CARMEL, Ind. (AP) — A central Indiana man who said he was “appalled” by a television show that offers contestants money to kill vulnerable species of sharks has launched a campaign to end the series, and he’s already making headway.

AJ Mills, who majored in zoology in college and runs a scuba shop in Indianapolis, told The Indianapolis Star he was stunned to see a commercial for “Shark Hunters: The sharks are on the hook, and there’s money on the line” while watching a Formula One race on NBC Sports recently.

The show features three tournaments that award money to contestants who bring in dead mako, thresher or porbeagle sharks.

All three species are listed as vulnerable by The International Union for Conservation of Nature and Natural Resources. That’s one step away from being endangered.

“If we don’t have sharks, the ocean dies, we die,” Mills said. “That’s really the fact. We kill all the sharks?
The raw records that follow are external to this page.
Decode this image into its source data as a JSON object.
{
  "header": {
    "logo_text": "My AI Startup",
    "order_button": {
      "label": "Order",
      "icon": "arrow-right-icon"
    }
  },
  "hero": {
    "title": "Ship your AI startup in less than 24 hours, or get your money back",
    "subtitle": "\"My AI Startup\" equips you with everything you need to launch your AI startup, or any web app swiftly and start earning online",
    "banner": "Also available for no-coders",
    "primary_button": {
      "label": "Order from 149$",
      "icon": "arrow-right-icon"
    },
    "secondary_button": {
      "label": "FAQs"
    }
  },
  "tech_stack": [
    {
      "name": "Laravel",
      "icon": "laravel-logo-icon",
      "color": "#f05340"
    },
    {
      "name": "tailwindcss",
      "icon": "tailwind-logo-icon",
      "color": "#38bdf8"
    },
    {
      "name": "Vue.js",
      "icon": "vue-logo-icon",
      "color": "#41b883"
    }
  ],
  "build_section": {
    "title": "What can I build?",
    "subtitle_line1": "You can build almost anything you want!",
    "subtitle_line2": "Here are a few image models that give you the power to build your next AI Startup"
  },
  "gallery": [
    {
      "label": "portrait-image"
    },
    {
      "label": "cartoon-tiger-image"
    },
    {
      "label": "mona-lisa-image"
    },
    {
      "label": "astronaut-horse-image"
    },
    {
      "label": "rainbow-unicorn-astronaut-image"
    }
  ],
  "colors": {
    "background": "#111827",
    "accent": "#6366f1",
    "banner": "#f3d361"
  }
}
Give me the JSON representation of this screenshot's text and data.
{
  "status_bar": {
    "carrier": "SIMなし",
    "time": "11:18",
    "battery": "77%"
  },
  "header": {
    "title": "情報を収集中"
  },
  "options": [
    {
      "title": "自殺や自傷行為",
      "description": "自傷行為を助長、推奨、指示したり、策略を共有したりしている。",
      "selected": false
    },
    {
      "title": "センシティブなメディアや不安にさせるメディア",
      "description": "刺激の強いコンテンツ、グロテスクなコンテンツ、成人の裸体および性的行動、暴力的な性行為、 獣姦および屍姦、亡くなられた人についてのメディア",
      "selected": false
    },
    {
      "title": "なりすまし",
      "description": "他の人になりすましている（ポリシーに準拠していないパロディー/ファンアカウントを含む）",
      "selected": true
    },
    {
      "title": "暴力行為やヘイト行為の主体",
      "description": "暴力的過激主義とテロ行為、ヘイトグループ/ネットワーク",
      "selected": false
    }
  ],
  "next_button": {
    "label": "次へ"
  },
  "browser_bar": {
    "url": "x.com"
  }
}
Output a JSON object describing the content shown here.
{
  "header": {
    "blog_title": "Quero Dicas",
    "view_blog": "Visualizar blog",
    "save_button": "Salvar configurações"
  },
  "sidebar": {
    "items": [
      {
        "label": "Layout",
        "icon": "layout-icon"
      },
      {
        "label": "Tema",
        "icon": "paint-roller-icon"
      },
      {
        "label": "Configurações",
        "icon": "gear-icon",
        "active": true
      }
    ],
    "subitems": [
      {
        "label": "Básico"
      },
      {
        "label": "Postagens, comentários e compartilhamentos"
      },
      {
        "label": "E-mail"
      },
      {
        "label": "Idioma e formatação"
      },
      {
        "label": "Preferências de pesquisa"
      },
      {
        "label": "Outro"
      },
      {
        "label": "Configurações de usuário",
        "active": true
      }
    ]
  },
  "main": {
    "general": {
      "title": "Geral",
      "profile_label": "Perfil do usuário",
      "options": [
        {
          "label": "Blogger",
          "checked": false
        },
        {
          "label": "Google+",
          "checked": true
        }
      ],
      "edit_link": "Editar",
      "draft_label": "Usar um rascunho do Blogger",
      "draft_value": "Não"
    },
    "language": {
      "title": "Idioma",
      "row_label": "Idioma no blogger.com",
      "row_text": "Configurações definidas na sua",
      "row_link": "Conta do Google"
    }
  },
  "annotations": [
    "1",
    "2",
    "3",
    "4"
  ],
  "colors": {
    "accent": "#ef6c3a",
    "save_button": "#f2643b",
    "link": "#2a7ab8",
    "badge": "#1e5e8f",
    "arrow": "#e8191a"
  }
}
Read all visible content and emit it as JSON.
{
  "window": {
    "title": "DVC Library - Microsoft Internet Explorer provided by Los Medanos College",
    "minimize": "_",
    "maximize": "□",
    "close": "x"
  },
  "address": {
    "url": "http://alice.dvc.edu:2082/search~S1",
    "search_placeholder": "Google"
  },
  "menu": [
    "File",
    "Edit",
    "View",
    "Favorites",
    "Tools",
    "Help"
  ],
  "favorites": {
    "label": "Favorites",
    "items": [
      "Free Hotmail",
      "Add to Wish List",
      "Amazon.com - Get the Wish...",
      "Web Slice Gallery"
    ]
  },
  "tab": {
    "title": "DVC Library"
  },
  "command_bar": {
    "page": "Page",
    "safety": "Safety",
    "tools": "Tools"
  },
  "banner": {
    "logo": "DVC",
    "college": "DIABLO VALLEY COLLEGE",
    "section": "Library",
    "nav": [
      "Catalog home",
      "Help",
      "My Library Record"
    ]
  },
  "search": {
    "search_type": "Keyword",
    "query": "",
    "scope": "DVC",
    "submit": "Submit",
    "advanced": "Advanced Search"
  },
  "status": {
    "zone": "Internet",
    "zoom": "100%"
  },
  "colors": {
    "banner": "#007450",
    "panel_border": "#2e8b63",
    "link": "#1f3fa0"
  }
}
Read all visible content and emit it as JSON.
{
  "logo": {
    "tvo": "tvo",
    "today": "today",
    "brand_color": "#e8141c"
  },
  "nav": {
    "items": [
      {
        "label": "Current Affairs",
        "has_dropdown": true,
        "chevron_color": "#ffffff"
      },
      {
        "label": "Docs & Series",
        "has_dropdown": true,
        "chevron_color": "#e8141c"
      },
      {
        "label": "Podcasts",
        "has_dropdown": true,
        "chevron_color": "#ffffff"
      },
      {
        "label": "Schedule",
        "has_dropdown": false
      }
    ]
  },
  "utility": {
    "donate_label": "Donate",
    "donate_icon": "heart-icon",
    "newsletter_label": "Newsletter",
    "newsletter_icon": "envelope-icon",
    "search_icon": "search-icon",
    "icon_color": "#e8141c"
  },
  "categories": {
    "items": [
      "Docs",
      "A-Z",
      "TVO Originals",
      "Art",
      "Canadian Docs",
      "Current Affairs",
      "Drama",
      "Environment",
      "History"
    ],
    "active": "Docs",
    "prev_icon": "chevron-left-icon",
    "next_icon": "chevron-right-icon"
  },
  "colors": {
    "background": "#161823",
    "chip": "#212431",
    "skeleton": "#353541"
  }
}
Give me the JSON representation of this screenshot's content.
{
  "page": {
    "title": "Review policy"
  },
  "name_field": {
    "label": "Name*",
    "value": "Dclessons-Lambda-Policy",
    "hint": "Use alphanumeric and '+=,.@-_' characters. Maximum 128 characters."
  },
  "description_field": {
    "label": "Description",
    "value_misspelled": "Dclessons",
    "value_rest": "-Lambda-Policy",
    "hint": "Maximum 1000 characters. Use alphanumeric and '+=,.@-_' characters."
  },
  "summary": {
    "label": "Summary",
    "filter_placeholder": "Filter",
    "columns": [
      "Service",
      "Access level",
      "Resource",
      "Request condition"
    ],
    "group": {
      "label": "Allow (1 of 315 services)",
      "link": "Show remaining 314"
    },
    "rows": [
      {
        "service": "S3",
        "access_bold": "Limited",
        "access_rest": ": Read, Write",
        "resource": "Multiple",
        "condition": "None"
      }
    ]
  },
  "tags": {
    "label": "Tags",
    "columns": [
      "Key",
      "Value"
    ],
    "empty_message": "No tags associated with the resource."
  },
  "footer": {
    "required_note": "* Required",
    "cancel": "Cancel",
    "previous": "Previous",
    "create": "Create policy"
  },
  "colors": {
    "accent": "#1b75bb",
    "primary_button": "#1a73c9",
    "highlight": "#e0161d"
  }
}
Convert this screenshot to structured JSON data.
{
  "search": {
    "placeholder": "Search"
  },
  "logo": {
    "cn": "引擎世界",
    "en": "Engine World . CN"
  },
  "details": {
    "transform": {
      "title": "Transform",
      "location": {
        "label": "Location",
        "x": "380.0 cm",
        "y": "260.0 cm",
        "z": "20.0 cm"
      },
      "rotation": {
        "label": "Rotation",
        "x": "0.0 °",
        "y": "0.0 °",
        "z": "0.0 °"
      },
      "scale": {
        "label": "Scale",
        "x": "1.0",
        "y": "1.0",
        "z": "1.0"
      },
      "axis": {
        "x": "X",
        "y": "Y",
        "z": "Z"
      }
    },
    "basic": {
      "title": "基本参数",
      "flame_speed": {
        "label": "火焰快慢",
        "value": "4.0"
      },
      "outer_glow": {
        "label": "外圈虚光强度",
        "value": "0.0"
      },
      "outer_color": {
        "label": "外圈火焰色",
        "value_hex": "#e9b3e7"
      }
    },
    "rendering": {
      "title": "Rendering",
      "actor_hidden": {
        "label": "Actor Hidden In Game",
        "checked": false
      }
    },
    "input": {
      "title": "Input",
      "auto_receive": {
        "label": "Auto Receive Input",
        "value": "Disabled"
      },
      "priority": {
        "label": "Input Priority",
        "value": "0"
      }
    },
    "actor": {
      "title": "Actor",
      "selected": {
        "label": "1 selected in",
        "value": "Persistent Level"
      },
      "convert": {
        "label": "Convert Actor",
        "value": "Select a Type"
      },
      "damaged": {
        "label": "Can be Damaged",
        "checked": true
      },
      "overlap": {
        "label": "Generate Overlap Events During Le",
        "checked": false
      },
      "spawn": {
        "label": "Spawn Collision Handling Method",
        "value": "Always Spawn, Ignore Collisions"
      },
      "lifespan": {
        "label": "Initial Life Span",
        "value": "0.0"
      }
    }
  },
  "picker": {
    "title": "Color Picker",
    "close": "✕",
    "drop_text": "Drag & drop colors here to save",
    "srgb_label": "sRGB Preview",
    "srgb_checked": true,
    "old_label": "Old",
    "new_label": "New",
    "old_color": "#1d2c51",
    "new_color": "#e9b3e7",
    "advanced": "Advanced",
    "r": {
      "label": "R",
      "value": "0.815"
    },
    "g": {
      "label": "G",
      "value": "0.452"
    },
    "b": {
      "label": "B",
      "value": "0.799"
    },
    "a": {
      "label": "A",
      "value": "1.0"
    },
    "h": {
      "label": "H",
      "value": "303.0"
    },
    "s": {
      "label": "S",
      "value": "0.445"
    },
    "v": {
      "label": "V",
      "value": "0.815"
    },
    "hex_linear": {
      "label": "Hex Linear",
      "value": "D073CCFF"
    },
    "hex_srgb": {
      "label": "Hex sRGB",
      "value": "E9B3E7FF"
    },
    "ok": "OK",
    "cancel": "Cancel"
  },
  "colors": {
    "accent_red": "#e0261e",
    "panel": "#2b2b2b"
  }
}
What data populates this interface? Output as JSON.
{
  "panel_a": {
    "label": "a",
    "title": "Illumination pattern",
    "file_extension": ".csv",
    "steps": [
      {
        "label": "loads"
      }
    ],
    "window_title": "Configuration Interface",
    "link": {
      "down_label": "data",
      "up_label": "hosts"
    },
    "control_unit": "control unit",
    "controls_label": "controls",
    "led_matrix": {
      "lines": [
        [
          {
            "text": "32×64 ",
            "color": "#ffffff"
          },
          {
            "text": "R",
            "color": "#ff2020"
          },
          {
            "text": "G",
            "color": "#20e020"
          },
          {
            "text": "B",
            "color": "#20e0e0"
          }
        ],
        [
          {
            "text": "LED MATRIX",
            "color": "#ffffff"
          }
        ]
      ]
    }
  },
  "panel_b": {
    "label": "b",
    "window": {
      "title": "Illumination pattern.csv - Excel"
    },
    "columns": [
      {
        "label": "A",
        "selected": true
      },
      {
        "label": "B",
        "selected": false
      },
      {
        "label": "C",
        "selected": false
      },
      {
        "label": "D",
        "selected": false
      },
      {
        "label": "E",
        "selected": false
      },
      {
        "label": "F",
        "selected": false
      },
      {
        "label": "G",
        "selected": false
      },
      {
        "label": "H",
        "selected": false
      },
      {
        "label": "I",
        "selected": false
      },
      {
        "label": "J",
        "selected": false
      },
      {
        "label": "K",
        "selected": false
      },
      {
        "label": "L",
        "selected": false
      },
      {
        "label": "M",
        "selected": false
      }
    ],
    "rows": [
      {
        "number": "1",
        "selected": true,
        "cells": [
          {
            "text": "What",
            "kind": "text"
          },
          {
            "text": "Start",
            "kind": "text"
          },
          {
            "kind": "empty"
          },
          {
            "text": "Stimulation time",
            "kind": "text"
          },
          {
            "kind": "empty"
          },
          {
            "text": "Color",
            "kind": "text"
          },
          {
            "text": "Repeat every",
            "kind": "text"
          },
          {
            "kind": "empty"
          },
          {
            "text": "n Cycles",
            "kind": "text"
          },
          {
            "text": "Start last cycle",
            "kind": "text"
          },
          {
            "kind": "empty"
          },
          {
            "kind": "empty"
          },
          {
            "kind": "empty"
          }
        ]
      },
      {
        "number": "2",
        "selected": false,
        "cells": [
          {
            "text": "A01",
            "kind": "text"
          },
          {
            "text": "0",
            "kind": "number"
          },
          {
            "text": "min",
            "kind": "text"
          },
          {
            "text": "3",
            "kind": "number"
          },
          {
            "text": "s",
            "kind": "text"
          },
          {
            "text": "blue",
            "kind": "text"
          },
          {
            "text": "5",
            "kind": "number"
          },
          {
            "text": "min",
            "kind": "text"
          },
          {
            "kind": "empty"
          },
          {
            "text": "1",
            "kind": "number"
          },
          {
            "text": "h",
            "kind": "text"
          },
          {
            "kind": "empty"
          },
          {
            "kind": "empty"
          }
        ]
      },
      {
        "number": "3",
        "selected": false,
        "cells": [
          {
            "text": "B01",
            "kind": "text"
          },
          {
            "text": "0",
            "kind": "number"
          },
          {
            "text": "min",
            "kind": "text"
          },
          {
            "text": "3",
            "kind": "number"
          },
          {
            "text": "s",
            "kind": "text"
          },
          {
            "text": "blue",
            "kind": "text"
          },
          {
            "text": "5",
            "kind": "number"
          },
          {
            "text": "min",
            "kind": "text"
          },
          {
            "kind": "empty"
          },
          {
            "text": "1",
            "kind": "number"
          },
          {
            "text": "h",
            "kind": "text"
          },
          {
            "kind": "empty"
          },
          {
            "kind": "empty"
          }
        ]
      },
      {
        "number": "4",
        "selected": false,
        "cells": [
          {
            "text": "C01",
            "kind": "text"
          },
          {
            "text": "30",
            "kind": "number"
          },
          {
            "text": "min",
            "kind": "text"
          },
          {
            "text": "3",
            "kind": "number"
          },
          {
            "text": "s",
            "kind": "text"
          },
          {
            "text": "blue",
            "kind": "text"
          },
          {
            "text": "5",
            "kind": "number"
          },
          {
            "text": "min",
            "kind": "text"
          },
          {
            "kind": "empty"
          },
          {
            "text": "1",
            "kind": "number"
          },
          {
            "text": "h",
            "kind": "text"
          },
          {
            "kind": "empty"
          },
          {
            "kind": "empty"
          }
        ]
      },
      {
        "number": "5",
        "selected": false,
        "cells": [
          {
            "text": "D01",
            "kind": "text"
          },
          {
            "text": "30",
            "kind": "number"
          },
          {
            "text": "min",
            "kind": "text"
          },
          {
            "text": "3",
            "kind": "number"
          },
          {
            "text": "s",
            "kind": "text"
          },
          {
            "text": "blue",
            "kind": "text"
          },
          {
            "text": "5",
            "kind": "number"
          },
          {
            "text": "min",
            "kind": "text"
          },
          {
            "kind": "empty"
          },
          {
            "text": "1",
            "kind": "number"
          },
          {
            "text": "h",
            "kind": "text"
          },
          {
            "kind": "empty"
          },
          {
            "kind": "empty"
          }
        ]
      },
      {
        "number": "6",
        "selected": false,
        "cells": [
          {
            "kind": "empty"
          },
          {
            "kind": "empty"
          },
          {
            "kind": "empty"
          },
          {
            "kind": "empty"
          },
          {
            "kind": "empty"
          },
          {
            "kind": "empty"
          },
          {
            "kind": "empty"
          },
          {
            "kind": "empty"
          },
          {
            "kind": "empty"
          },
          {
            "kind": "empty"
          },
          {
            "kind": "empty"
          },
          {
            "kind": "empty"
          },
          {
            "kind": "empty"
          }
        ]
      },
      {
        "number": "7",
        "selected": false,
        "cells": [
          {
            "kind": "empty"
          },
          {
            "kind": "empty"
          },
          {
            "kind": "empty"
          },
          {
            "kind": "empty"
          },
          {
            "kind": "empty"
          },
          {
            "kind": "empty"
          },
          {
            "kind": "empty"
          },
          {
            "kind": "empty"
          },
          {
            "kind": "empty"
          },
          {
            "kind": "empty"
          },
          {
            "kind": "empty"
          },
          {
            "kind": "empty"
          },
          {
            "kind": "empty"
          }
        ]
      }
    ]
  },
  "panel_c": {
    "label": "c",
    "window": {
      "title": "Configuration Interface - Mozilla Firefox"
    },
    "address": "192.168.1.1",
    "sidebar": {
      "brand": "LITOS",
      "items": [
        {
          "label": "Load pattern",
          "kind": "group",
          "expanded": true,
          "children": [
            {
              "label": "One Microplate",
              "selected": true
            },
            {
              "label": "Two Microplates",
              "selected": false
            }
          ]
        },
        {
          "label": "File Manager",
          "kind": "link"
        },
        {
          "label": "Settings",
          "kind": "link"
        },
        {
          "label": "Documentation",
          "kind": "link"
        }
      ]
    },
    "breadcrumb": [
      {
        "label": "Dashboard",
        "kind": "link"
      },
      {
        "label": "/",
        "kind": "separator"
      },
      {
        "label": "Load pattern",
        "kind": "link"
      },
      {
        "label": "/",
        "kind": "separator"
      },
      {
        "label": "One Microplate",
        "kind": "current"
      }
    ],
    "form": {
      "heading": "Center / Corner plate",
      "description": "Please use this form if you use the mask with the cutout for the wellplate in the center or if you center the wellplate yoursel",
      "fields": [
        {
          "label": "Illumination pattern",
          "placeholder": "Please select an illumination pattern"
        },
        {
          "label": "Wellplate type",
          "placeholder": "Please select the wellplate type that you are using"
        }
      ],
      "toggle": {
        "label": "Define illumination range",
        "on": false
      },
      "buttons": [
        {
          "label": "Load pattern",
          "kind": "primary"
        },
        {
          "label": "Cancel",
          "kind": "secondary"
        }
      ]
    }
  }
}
We’re done.”

Mills launched a petition on and already has more than 85,000 signatures. He’s contacted NBC Sports asking for cancellation of the show. He’s turned to social media, creating a Twitter account @cancelsharkhunt that has drawn support from people like Jacques Cousteau’s grandson, Fabien Cousteau. And shark scientists have been calling him nonstop to back his cause.

Mills said many advertisers pulled their ads from the show, which just wrapped up its second season. But it’s still shown several times a week, and a third season is planned.

NBC Sports didn’t respond to requests seeking comment. But Mills received a letter from Dan Masonson, a senior director of communications at NBC Sports.

In it, Masonson said the show complies with state and local laws and rules set forth by fishing and gaming commissions and the U.S. Coast Guard.

Mills said viewers wouldn’t see people killing or injuring other endangered or vulnerable species, such as the red panda, polar bear or the clouded leopard, on television. He wants the same standards applied to sharks.

“No way you would show any of this on television,” he said. “But because sharks have this image from (the movie) ‘Jaws’ it’s OK.”